The message clearly related to the possibility of Napoleon’s men advancing to cut off Wellington from Brussels and to force his withdrawal to the Channel ports.

The bringer of the news was Henry Vassall Webster, son of the erratic Sir Godfrey who died in 1800 and brother of the fifth baronet of Battle Abbey. At the time he was a Lieutenant in the 9th Light Dragoon Guards and A.D.C. to the Prince of Orange. By 1824 he was a Captain, then Lt-Colonel and finally a full Colonel in 1831; he was knighted in 1843. Along the way he collected various medals, including the Waterloo Medal, and three non-British knighthoods: Willelm of the Netherlands, and the Tower and Sword and St Bento d’Avis, both of Portugal. Born at Naples in February 1793, he had joined the Light Dragoon Guards as a Cornet in March 1810. He was promoted Lieutenant in June 1811 and was slightly wounded at Vittoria in June 1813, where he served as an extra A.D.C. to Major-General Brisbane.

Like his parents, Webster later became involved in a divorce, still in 1824 a difficult matter to achieve.
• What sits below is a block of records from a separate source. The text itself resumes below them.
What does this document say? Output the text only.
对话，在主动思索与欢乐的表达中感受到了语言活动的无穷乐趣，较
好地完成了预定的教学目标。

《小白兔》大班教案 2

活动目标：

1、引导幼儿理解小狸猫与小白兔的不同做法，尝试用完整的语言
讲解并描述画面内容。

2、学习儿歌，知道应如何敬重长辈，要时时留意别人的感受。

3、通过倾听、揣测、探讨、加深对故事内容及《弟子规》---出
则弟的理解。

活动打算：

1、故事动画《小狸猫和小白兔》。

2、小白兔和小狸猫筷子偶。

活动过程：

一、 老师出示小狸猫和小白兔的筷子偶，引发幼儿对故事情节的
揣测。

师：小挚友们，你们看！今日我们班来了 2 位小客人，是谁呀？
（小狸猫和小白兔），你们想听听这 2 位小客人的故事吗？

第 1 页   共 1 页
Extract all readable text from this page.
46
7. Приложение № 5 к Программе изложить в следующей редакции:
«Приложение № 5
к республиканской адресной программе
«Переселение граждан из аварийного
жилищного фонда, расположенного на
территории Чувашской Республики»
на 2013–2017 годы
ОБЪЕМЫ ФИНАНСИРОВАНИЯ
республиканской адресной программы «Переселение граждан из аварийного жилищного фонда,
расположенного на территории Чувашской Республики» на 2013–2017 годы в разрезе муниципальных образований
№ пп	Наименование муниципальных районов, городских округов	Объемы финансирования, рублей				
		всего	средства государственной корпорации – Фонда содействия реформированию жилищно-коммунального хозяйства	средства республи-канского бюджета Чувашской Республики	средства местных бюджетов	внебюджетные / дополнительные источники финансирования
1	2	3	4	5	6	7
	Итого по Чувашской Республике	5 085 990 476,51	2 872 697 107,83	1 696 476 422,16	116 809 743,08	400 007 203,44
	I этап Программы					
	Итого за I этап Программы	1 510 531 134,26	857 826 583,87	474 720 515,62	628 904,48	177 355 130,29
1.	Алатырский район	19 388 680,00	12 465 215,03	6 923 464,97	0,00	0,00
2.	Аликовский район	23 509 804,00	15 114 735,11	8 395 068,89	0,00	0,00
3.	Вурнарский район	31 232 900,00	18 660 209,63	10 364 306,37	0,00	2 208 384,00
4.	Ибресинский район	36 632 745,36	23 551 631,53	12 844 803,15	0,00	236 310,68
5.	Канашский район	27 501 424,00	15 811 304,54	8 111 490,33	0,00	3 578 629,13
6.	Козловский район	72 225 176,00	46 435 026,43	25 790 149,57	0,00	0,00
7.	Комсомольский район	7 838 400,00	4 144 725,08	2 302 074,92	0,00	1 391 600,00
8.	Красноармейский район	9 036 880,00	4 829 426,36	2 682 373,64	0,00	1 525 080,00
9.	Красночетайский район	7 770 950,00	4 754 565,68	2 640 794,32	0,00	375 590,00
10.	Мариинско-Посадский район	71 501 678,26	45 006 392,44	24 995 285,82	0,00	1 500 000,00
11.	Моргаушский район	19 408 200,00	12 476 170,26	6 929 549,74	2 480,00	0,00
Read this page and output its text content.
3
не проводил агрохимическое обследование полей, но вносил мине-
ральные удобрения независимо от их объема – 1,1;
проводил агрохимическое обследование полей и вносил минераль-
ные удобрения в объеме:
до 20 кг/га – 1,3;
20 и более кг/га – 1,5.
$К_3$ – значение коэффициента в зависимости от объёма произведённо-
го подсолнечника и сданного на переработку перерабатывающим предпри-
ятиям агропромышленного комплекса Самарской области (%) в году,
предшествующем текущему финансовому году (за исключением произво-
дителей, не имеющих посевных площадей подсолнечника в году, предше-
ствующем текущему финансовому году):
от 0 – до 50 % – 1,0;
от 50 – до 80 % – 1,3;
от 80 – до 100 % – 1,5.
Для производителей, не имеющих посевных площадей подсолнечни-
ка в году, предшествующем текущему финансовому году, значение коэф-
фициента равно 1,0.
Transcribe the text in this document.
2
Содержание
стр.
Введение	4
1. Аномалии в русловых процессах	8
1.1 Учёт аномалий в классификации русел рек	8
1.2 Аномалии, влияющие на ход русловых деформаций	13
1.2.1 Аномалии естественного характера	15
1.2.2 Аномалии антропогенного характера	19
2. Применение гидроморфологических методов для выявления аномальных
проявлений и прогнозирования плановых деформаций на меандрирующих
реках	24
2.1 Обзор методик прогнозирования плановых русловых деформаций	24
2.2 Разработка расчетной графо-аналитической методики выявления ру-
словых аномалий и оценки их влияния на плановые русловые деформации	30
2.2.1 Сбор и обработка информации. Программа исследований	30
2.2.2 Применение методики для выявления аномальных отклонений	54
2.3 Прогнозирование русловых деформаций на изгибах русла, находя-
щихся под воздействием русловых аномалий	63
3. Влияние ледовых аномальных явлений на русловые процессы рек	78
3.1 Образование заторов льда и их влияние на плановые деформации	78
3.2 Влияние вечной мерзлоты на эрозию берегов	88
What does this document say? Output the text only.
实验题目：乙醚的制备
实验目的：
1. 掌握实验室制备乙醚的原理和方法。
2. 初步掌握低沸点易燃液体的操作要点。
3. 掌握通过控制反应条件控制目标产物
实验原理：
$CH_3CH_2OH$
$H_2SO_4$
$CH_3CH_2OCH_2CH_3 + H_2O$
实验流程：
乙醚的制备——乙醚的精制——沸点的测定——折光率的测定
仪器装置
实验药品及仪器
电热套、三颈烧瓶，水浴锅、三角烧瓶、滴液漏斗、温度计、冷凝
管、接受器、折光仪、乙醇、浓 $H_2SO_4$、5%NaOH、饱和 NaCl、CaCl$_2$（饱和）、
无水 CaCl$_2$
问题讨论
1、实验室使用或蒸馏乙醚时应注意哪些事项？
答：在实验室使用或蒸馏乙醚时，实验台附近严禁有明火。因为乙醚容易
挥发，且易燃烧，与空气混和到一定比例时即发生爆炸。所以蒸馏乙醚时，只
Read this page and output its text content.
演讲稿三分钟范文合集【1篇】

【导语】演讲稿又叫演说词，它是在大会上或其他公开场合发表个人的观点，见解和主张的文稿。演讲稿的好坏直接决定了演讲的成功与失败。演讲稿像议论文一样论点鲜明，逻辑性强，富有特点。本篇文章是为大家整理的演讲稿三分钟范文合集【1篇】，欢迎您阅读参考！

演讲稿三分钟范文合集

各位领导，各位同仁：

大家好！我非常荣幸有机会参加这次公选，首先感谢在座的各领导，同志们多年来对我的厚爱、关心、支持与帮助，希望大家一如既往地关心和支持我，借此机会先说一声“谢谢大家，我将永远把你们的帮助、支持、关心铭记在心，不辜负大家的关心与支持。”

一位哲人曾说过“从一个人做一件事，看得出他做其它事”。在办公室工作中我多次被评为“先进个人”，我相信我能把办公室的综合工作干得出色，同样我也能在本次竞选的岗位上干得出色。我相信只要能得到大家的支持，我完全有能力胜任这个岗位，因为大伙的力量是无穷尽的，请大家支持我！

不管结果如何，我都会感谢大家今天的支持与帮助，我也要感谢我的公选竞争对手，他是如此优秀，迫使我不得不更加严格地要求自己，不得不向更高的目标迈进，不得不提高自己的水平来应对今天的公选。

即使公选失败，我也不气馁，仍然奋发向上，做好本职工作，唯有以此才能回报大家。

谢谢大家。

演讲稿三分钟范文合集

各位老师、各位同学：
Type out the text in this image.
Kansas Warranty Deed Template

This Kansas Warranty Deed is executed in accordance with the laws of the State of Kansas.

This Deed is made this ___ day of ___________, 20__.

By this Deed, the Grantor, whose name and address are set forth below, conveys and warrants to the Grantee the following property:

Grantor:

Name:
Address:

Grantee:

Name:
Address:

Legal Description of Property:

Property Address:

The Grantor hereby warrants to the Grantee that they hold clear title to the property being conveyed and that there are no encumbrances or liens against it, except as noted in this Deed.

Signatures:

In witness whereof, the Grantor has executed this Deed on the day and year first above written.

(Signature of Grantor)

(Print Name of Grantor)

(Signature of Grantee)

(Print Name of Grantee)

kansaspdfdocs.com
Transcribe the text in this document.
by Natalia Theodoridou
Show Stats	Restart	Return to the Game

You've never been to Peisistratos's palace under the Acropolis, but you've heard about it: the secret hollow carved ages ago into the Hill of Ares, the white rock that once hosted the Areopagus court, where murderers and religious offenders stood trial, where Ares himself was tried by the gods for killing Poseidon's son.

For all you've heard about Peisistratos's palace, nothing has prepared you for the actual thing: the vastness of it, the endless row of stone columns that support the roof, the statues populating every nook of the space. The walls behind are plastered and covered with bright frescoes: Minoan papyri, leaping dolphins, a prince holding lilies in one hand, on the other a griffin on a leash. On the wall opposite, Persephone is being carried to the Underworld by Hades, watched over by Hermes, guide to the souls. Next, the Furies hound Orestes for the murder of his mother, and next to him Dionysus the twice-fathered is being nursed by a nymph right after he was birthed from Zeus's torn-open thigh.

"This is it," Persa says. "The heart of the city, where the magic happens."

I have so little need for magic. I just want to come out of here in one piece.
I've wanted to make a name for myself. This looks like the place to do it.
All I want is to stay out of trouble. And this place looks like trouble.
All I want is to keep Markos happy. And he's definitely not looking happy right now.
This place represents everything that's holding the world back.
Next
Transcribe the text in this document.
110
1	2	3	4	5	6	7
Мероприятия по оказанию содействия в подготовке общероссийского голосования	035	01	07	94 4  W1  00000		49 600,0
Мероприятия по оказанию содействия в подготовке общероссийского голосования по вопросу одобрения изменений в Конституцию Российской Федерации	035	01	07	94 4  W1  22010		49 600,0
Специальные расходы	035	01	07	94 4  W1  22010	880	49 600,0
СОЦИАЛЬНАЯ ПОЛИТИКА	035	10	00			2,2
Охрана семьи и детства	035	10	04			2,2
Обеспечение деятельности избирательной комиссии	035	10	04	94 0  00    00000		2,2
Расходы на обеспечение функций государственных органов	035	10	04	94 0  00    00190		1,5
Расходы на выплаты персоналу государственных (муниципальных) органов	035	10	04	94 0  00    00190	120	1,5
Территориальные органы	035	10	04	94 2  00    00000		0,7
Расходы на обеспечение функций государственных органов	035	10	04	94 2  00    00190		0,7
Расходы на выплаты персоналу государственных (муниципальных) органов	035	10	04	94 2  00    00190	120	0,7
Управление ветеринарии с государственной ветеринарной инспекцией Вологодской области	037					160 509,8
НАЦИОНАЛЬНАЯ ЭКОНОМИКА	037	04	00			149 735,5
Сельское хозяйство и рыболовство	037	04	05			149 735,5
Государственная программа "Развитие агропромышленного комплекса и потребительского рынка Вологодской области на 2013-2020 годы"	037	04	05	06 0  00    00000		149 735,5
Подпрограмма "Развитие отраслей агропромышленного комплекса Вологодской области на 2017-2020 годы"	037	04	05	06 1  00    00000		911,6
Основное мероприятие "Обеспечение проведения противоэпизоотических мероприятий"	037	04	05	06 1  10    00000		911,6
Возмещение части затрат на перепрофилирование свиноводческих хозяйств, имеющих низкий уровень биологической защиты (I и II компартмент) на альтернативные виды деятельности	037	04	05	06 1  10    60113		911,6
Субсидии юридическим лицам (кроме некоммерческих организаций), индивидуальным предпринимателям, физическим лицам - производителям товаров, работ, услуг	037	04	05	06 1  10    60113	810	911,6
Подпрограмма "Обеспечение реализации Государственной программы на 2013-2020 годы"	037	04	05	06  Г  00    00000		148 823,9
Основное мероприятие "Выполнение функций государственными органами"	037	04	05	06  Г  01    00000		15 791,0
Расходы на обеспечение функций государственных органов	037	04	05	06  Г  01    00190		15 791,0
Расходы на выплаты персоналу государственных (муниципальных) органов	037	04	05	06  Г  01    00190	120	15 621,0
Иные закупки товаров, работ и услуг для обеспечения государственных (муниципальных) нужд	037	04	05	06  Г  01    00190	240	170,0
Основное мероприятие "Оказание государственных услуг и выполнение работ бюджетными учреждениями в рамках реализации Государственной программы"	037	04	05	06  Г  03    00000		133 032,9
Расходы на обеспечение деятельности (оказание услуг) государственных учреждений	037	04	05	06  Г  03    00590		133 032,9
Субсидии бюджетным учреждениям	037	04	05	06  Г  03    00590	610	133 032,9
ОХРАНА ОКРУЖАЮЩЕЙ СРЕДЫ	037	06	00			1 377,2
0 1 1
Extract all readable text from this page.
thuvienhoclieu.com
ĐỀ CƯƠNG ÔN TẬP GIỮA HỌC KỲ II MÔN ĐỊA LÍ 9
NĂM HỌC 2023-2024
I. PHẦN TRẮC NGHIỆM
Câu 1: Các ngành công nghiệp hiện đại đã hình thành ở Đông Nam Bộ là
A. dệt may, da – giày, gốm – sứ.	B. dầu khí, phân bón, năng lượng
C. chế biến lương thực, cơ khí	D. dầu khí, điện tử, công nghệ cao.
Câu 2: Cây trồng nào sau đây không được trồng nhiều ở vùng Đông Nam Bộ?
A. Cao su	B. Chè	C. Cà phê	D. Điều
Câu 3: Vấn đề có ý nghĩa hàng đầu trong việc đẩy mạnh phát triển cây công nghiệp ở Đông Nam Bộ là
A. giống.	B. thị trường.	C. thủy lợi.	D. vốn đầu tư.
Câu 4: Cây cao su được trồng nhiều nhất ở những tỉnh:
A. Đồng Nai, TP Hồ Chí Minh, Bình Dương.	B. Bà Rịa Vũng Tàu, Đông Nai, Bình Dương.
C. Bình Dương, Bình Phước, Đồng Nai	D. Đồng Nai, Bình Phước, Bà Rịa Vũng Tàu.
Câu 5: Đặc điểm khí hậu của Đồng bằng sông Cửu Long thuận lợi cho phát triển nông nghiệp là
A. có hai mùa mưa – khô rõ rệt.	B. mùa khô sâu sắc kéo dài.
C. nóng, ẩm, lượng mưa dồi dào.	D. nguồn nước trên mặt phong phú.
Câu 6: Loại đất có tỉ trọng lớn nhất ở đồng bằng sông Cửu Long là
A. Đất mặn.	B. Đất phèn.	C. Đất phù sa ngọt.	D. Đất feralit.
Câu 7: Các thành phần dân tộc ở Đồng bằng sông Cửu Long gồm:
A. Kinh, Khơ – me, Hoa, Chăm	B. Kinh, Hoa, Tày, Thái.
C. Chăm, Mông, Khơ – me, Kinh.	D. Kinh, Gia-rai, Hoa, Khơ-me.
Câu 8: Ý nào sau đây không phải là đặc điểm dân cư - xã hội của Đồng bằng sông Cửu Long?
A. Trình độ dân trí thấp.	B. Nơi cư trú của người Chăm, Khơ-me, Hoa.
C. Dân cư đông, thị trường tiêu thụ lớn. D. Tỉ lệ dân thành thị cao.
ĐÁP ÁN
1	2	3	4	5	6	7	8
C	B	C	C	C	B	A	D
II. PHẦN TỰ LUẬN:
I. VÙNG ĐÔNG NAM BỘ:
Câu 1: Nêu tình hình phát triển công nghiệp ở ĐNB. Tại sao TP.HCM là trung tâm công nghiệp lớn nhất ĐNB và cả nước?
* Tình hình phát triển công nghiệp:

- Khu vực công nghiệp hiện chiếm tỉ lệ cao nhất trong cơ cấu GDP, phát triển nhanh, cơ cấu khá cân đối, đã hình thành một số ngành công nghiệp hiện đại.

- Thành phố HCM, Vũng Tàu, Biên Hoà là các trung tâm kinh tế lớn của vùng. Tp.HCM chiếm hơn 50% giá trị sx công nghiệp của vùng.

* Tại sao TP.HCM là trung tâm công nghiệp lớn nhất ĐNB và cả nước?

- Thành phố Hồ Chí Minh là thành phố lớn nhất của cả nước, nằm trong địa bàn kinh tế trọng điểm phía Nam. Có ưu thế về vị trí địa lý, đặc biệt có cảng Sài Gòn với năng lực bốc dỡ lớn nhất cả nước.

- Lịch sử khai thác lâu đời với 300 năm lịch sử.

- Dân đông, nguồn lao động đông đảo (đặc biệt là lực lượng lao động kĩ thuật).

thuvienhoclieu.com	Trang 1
Henry Baring M.P. accused him of seducing his wife. Webster did not defend himself and suffered damages of £1,000; Baring’s divorce took place in 1815. By this time Webster had married Grace Boddington at St George’s, Hanover Square, and they were to have two children. On 19 April 1847 he committed suicide at his house in Upper Brook Street, Mayfair, by cutting his throat with a penknife. The doctors attending the body attested to his unsound mind, and the coroner’s jury agreed a verdict:

‘That the deceased, Sir Henry Webster, died from the effects of wounds inflicted on himself while labouring under temporary insanity.’

His body was interred in the Webster vault at St Mary’s, Battle.